Ishmael Jaffree

On this date in 1944, Ishmael Jaffree (né Frederick Hobbs) was born two months prematurely in a Cleveland home for unwed mothers. His mother was very religious and he never knew his father. Jaffree brought and won the U.S. Supreme Court decision Wallace v. Jaffree, 472 U.S. 38, 72 (1985). Calling him “an authentic American hero,” FFRF inaugurated its Freethinker of the Year award at its 1985 convention to recognize his contributions.
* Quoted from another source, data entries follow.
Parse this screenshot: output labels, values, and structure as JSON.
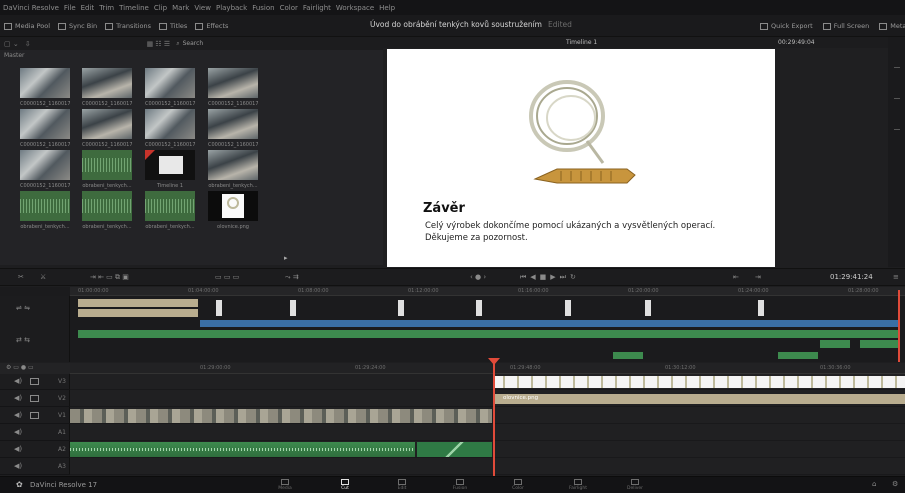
{
  "menu": [
    "DaVinci Resolve",
    "File",
    "Edit",
    "Trim",
    "Timeline",
    "Clip",
    "Mark",
    "View",
    "Playback",
    "Fusion",
    "Color",
    "Fairlight",
    "Workspace",
    "Help"
  ],
  "toolbar": {
    "left": [
      "Media Pool",
      "Sync Bin",
      "Transitions",
      "Titles",
      "Effects"
    ],
    "right": [
      "Quick Export",
      "Full Screen",
      "Metadata"
    ],
    "project_title": "Úvod do obrábění tenkých kovů soustružením",
    "project_status": "Edited"
  },
  "media_pool": {
    "search_label": "Search",
    "bin_label": "Master",
    "clips": [
      {
        "name": "C0000152_1160017...",
        "kind": "video"
      },
      {
        "name": "C0000152_1160017...",
        "kind": "video2"
      },
      {
        "name": "C0000152_1160017...",
        "kind": "video"
      },
      {
        "name": "C0000152_1160017...",
        "kind": "video2"
      },
      {
        "name": "C0000152_1160017...",
        "kind": "video"
      },
      {
        "name": "C0000152_1160017...",
        "kind": "video2"
      },
      {
        "name": "C0000152_1160017...",
        "kind": "video"
      },
      {
        "name": "C0000152_1160017...",
        "kind": "video2"
      },
      {
        "name": "C0000152_1160017...",
        "kind": "video"
      },
      {
        "name": "obrabeni_tenkych...",
        "kind": "audio"
      },
      {
        "name": "Timeline 1",
        "kind": "timeline-clip"
      },
      {
        "name": "obrabeni_tenkych...",
        "kind": "video2"
      },
      {
        "name": "obrabeni_tenkych...",
        "kind": "audio"
      },
      {
        "name": "obrabeni_tenkych...",
        "kind": "audio"
      },
      {
        "name": "obrabeni_tenkych...",
        "kind": "audio"
      },
      {
        "name": "olovnice.png",
        "kind": "still"
      }
    ]
  },
  "viewer": {
    "timeline_name": "Timeline 1",
    "zoom": "00:29:49:04",
    "slide_heading": "Závěr",
    "slide_line1": "Celý výrobek dokončíme pomocí ukázaných a vysvětlených operací.",
    "slide_line2": "Děkujeme za pozornost."
  },
  "transport": {
    "timecode": "01:29:41:24"
  },
  "upper_ruler": [
    "01:00:00:00",
    "01:04:00:00",
    "01:08:00:00",
    "01:12:00:00",
    "01:16:00:00",
    "01:20:00:00",
    "01:24:00:00",
    "01:28:00:00"
  ],
  "lower_ruler": [
    "01:29:00:00",
    "01:29:24:00",
    "01:29:48:00",
    "01:30:12:00",
    "01:30:36:00"
  ],
  "tracks": [
    {
      "label": "V3",
      "type": "video"
    },
    {
      "label": "V2",
      "type": "video"
    },
    {
      "label": "V1",
      "type": "video"
    },
    {
      "label": "A1",
      "type": "audio"
    },
    {
      "label": "A2",
      "type": "audio"
    },
    {
      "label": "A3",
      "type": "audio"
    }
  ],
  "clips_on_timeline": {
    "title_clip": "olovnice.png"
  },
  "pages": [
    {
      "label": "Media",
      "active": false
    },
    {
      "label": "Cut",
      "active": true
    },
    {
      "label": "Edit",
      "active": false
    },
    {
      "label": "Fusion",
      "active": false
    },
    {
      "label": "Color",
      "active": false
    },
    {
      "label": "Fairlight",
      "active": false
    },
    {
      "label": "Deliver",
      "active": false
    }
  ],
  "app_name": "DaVinci Resolve 17",
  "colors": {
    "accent": "#e14b3a",
    "video_clip": "#3a6fa5",
    "audio_clip": "#3d8a4e",
    "title_clip": "#b9ad8f"
  }
}
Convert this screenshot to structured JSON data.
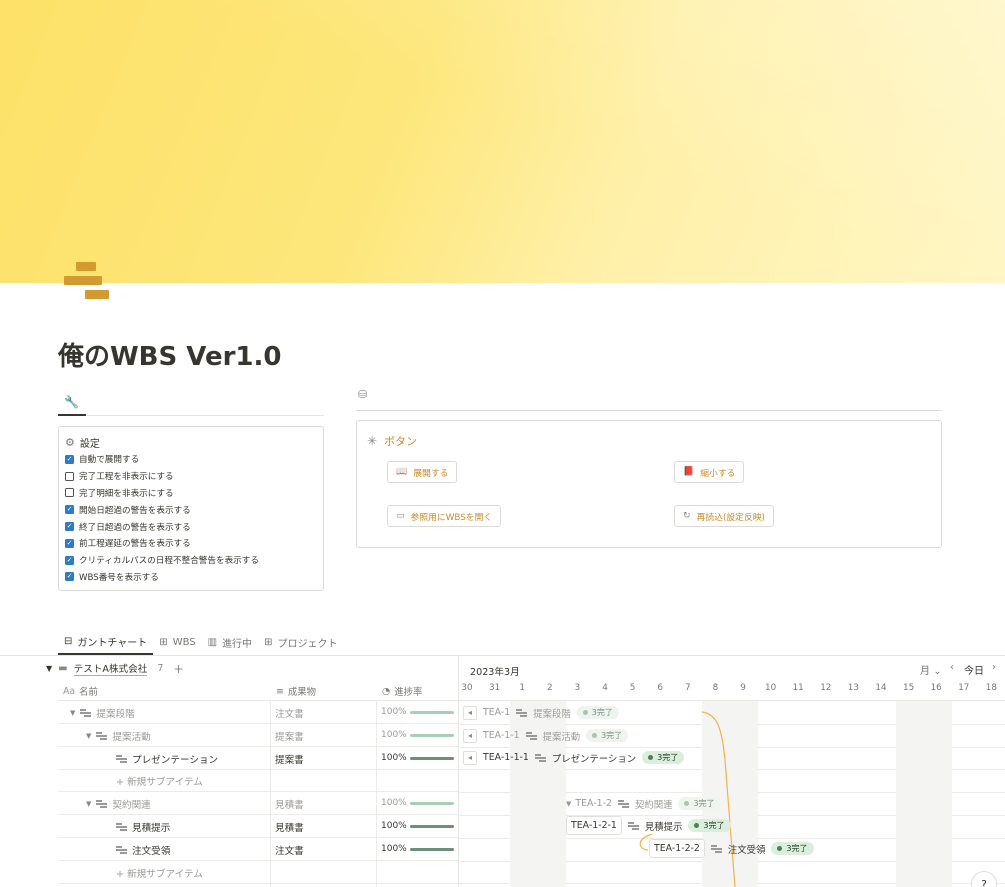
{
  "page": {
    "title": "俺のWBS Ver1.0"
  },
  "settings": {
    "tab_icon": "wrench-icon",
    "heading": "設定",
    "options": [
      {
        "label": "自動で展開する",
        "checked": true
      },
      {
        "label": "完了工程を非表示にする",
        "checked": false
      },
      {
        "label": "完了明細を非表示にする",
        "checked": false
      },
      {
        "label": "開始日超過の警告を表示する",
        "checked": true
      },
      {
        "label": "終了日超過の警告を表示する",
        "checked": true
      },
      {
        "label": "前工程遅延の警告を表示する",
        "checked": true
      },
      {
        "label": "クリティカルパスの日程不整合警告を表示する",
        "checked": true
      },
      {
        "label": "WBS番号を表示する",
        "checked": true
      }
    ]
  },
  "buttons": {
    "title": "ボタン",
    "expand": "展開する",
    "collapse": "縮小する",
    "open_ref": "参照用にWBSを開く",
    "reload": "再読込(設定反映)"
  },
  "views": [
    "ガントチャート",
    "WBS",
    "進行中",
    "プロジェクト"
  ],
  "table": {
    "group": {
      "name": "テストA株式会社",
      "count": "7"
    },
    "headers": {
      "name": "名前",
      "name_prefix": "Aa",
      "deliverable": "成果物",
      "progress": "進捗率"
    },
    "rows": [
      {
        "name": "提案段階",
        "deliverable": "注文書",
        "progress": "100%"
      },
      {
        "name": "提案活動",
        "deliverable": "提案書",
        "progress": "100%"
      },
      {
        "name": "プレゼンテーション",
        "deliverable": "提案書",
        "progress": "100%"
      },
      {
        "name": "新規サブアイテム"
      },
      {
        "name": "契約関連",
        "deliverable": "見積書",
        "progress": "100%"
      },
      {
        "name": "見積提示",
        "deliverable": "見積書",
        "progress": "100%"
      },
      {
        "name": "注文受領",
        "deliverable": "注文書",
        "progress": "100%"
      },
      {
        "name": "新規サブアイテム"
      }
    ]
  },
  "gantt": {
    "month": "2023年3月",
    "scale": "月",
    "today": "今日",
    "days": [
      "30",
      "31",
      "1",
      "2",
      "3",
      "4",
      "5",
      "6",
      "7",
      "8",
      "9",
      "10",
      "11",
      "12",
      "13",
      "14",
      "15",
      "16",
      "17",
      "18"
    ],
    "items": [
      {
        "wbs": "TEA-1",
        "name": "提案段階",
        "status": "3完了"
      },
      {
        "wbs": "TEA-1-1",
        "name": "提案活動",
        "status": "3完了"
      },
      {
        "wbs": "TEA-1-1-1",
        "name": "プレゼンテーション",
        "status": "3完了"
      },
      {
        "wbs": "TEA-1-2",
        "name": "契約関連",
        "status": "3完了"
      },
      {
        "wbs": "TEA-1-2-1",
        "name": "見積提示",
        "status": "3完了"
      },
      {
        "wbs": "TEA-1-2-2",
        "name": "注文受領",
        "status": "3完了"
      }
    ]
  },
  "help": "?"
}
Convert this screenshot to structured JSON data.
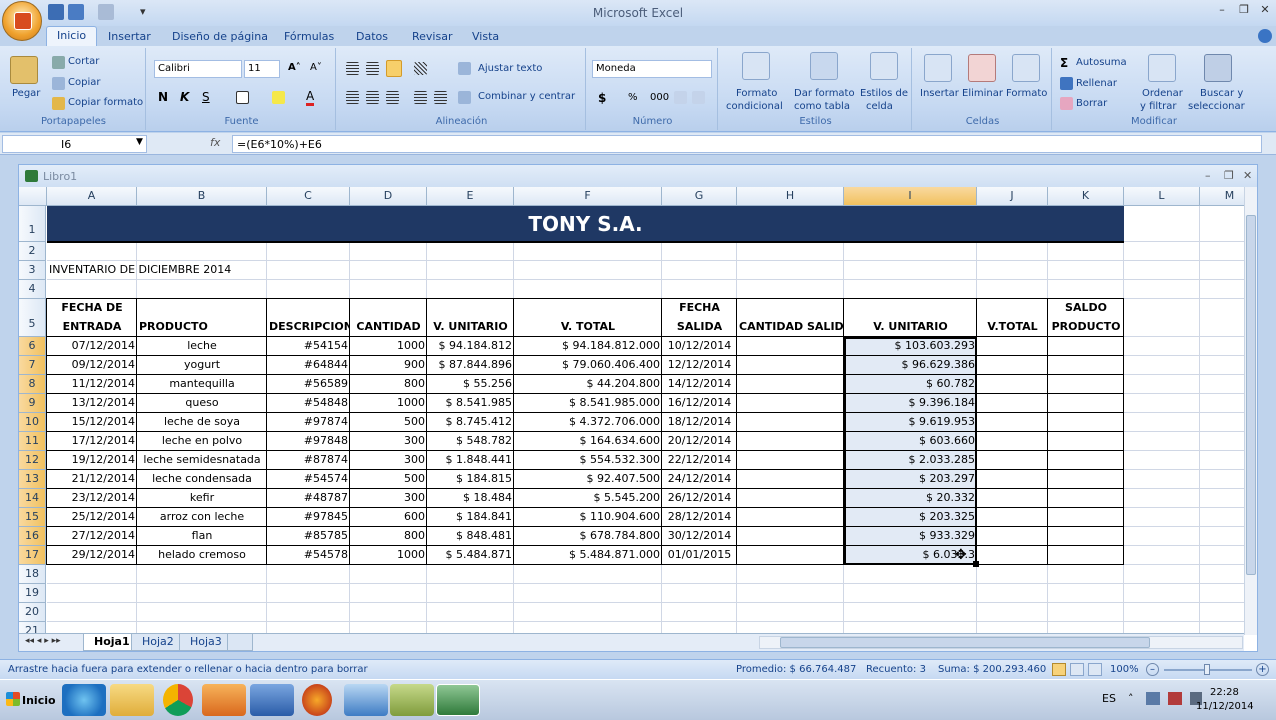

As a child he evangelized on Cleveland street corners, “exhorting sinners to get right with God,” according to a People magazine story (June 24, 1985). At Cleveland State University, he was influenced by a black atheist professor named Jaffree. “I started considering myself an Existentialist. I no longer believed the Christian faith was the faith and that Jesus Christ had blue eyes and white skin.” He changed his name in 1972 to reject “the slave-master path. Ishmael means outcast.”

He married Mozelle Hurst in 1974 after finishing law school. They moved to Alabama in 1977, where he set up a law practice in Mobile. He discovered in 1981 that his children were being fed daily doses of the Lord’s Prayer and grace at lunch, with an occasional bible reading. Jaffree bravely filed a lawsuit in May 1982, challenging a 1978 law authorizing a one-minute period of silence, a 1981 statute authorizing a period of silence “for meditation or voluntary prayer,” and a 1982 law authorizing teachers to lead “willing students” in a prescribed prayer to “Almighty God … the Creator and Supreme Judge of the world.”

During the 1982 trial, U.S. District Judge William Brevard Hand allowed 600 Christians to intervene; school officials led children in prayer in front of media. Jaffree’s children were ostracized, laughed at and subjected to racial epithets and physical harassment. Hand ruled against Jaffree in 1983, claiming the Supreme Court was wrong about state-church separation and that the First Amendment does not bar states from establishing a religion. The case proceeded by way of the 11th Circuit U.S. Court of Appeals to the U.S. Supreme Court.

On June 4, 1985, the Supreme Court ruled 6-3 in Jaffree’s favor, declaring unconstitutional a period of silence for “meditation or voluntary prayer” in public schools. 

{Hand received more national attention two years later when he ruled for plaintiffs who claimed Alabama textbooks promoted secular humanism and violated the Establishment Clause. Hand, appointed as a federal judge by President Nixon, ordered statewide removal of textbooks in home economics, history and social studies. The 11th Circuit later overruled him unanimously.)